There's a reason the word "broke" is most commonly paired with "student," because anyone who has ever experienced college knows first-hand how wickedly difficult it is balancing financial loans, part-time jobs, classes, assignments, and a social life is, on top of trying to obtain the basic means of sustenance (gross cafeteria food and an eternal stock of ramen, mostly). In college I went weeks at a time depending on the generosity of saintly friends to get by without starving to death. Ingeniously, students at Chico State University (CSU) developed a phone app, Pocket Points, that rewards students with food for not incessantly checking their phones in class.

Developed by Rob Richardson and Mitch Gardner, Pocket Points identifies your location — to determine whether you're in an academic building — and keeps track of how long you go without checking your phone. As soon as a class begins, you open the app and lock your phone. The longer it stays locked, the more reward points you earn that can be redeemed at local participating stores and restaurants. And these aren't for slapdash fast food joints or Chinese hole in the walls where the smell of fried oil clings onto your very being; they're places like D.P. Dough, Underground Burgers & Crepes, and Pita Pit — a pretty sweet deal, if you ask me.

Though it takes about 20 minutes to earn a single point — an eternity, by 21st century standards — the more people use the app on campus, the faster the points accumulate.

Richardson — a computer science junior — and Gardner said they came up with the idea for the app after noticing that their peers were more fixated on their phones than the lectures they were in.
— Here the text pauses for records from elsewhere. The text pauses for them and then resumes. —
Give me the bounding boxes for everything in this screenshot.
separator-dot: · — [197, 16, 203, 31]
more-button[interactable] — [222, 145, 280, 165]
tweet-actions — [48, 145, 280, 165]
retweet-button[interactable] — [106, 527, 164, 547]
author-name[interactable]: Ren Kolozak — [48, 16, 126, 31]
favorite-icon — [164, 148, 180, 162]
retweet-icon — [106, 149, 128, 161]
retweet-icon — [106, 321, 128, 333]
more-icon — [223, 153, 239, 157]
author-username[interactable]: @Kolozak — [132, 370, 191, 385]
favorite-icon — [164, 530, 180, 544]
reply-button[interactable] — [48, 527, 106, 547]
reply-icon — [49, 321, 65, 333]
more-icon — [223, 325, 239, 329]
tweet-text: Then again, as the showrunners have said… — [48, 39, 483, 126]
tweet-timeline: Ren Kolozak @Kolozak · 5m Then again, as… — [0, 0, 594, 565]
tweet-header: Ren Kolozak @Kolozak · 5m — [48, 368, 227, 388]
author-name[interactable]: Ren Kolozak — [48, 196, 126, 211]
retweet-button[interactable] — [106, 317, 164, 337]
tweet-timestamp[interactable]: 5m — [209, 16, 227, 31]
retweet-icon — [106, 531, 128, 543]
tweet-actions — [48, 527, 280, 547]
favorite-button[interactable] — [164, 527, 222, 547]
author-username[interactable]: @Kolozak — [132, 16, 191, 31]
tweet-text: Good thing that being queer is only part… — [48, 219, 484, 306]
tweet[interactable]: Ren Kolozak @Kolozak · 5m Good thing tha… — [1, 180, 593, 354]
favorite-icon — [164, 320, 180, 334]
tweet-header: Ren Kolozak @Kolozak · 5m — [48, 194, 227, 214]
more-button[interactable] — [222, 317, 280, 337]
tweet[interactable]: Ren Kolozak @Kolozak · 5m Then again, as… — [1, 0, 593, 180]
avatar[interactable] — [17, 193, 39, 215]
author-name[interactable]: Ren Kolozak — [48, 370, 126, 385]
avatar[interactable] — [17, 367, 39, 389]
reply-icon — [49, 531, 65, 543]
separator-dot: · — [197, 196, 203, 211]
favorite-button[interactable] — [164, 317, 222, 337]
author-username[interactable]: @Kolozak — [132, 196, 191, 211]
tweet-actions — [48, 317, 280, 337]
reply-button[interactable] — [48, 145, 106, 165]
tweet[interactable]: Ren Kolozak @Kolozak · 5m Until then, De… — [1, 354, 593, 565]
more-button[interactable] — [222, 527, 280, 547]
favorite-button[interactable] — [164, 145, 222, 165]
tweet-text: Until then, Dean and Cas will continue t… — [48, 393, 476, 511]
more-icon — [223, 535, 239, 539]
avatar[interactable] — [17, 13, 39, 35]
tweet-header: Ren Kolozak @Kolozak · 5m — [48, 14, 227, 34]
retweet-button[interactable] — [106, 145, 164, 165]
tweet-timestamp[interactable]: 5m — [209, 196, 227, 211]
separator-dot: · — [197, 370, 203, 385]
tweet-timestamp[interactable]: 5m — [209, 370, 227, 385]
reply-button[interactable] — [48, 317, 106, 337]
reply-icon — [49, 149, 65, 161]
Though they developed the app for CSU, a friend of theirs and a sophomore at Penn State, Emily Turner, has since brought Pocket Points to her school, too.

The CSU duo originally aimed for Pocket Points to be used by professors, allowing them to give students extra credit for not using their phones, but after realizing it wouldn't quite work, they turned their focus on students instead. The app has been a hit on both campuses, with 3,000 users in CSU and 1,000 in Penn State so far.

Patrick Smith/Getty Images News/Getty Images

Gardner, a business marketing senior, told Action News Now that they plan to expand Pocket Points to all CSU campuses, and develop one for Androids. And they have bigger plans for it, too. Gardner said:

We want to be the biggest coupon outlet in the country, and we think we can do that.